The site was occupied by a vacant warehouse with a substantial three-storey element, a former garage with showroom and workshops, open parking and a range of occupied industrial and storage buildings. The proposal entailed the provision of 10,000 sq m of office floorspace, 2,000 sq m of industrial floorspace and 120 housing units, of which 30 per cent were to be affordable.
Both parties accepted that there was a general policy of restraint on new business and office development in the area, in line with regional planning guidance and the development plan. The council opposed the development on the basis that the office and residential use would conflict with a local planning policy seeking to retain the area for industrial and small-scale distribution and storage uses.
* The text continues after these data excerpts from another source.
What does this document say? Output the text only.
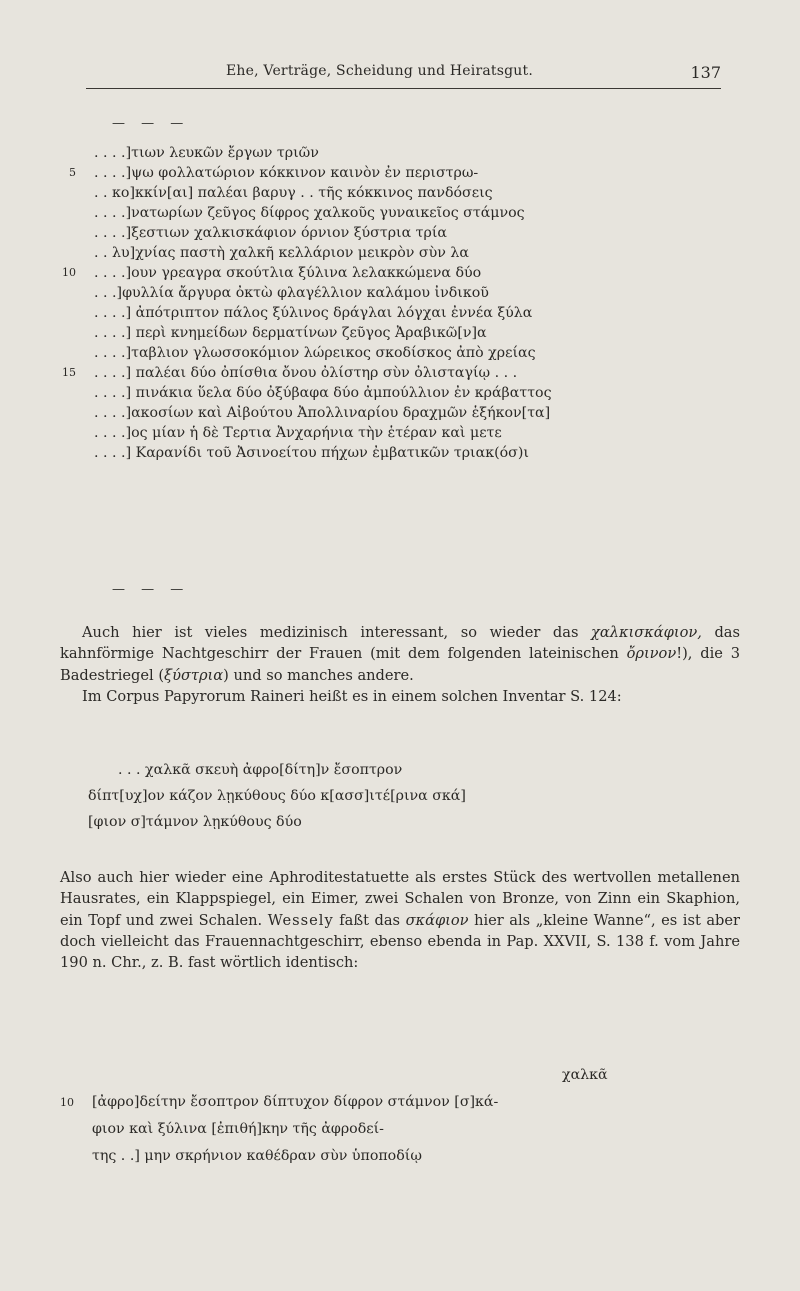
Ehe, Verträge, Scheidung und Heiratsgut.	137
— — —
. . . .]τιων λευκῶν ἔργων τριῶν
5 . . . .]ψω φολλατώριον κόκκινον καινὸν ἐν περιστρω-
. . κο]κκίν[αι] παλέαι βαρυγ . . τῆς κόκκινος πανδόσεις
. . . .]νατωρίων ζεῦγος δίφρος χαλκοῦς γυναικεῖος στάμνος
. . . .]ξεστιων χαλκισκάφιον όρνιον ξύστρια τρία
. . λυ]χνίας παστὴ χαλκῆ κελλάριον μεικρὸν σὺν λα
10 . . . .]ουν γρεαγρα σκούτλια ξύλινα λελακκώμενα δύο
. . .]φυλλία ἄργυρα ὀκτὼ φλαγέλλιον καλάμου ἰνδικοῦ
. . . .] ἀπότριπτον πάλος ξύλινος δράγλαι λόγχαι ἐννέα ξύλα
. . . .] περὶ κνημείδων δερματίνων ζεῦγος Ἀραβικῶ[ν]α
. . . .]ταβλιον γλωσσοκόμιον λώρεικος σκοδίσκος ἀπὸ χρείας
15 . . . .] παλέαι δύο ὀπίσθια ὄνου ὀλίστηρ σὺν ὀλισταγίῳ . . .
. . . .] πινάκια ὕελα δύο ὀξύβαφα δύο ἀμπούλλιον ἐν κράβαττος
. . . .]ακοσίων καὶ Αἰβούτου Ἀπολλιναρίου δραχμῶν ἑξήκον[τα]
. . . .]ος μίαν ἡ δὲ Τερτια Ἀνχαρήνια τὴν ἑτέραν καὶ μετε
. . . .] Καρανίδι τοῦ Ἀσινοείτου πήχων ἐμβατικῶν τριακ(όσ)ι
— — —

Auch hier ist vieles medizinisch interessant, so wieder das χαλκισκάφιον, das kahnförmige Nachtgeschirr der Frauen (mit dem folgenden lateinischen ὄρινον!), die 3 Badestriegel (ξύστρια) und so manches andere.

Im Corpus Papyrorum Raineri heißt es in einem solchen Inventar S. 124:

. . . χαλκᾶ σκευὴ ἀφρο[δίτη]ν ἔσοπτρον
δίπτ[υχ]ον κάζον λῃκύθους δύο κ[ασσ]ιτέ[ρινα σκά]
[φιον σ]τάμνον λῃκύθους δύο

Also auch hier wieder eine Aphroditestatuette als erstes Stück des wertvollen metallenen Hausrates, ein Klappspiegel, ein Eimer, zwei Schalen von Bronze, von Zinn ein Skaphion, ein Topf und zwei Schalen. Wessely faßt das σκάφιον hier als „kleine Wanne“, es ist aber doch vielleicht das Frauennachtgeschirr, ebenso ebenda in Pap. XXVII, S. 138 f. vom Jahre 190 n. Chr., z. B. fast wörtlich identisch:

χαλκᾶ
10 [ἀφρο]δείτην ἔσοπτρον δίπτυχον δίφρον στάμνον [σ]κά-
φιον καὶ ξύλινα [ἐπιθή]κην τῆς ἀφροδεί-
της . .] μην σκρήνιον καθέδραν σὺν ὑποποδίῳ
It argued that the replacement of the existing floorspace with office and residential uses would exacerbate the general problem of the loss of industrial uses to office activity and consequently reduce the range of job opportunities and premises. The appellants, on the other hand, presented evidence that showed a trend away from manufacturing towards office employment.
The inspector remarked that there was no up-to-date review of the council's non-housing allocations and concluded that there was no clear need for the site to be developed for industrial use. He also noted that PPG3 and PPG13 refer to the need to improve linkages between housing, jobs, local services and local amenity and emphasise planning for mixed use.
He did not accept the council's argument that the development of the site need not be mixed, since the wider area included a range of land uses. In addition, he ruled that the fact that the site was previously developed land in a sustainable location in terms of transport links, access to shopping and other facilities should add weight to the proposal.
DCS No: 28586533; Inspector: Phillip Ware; Inquiry.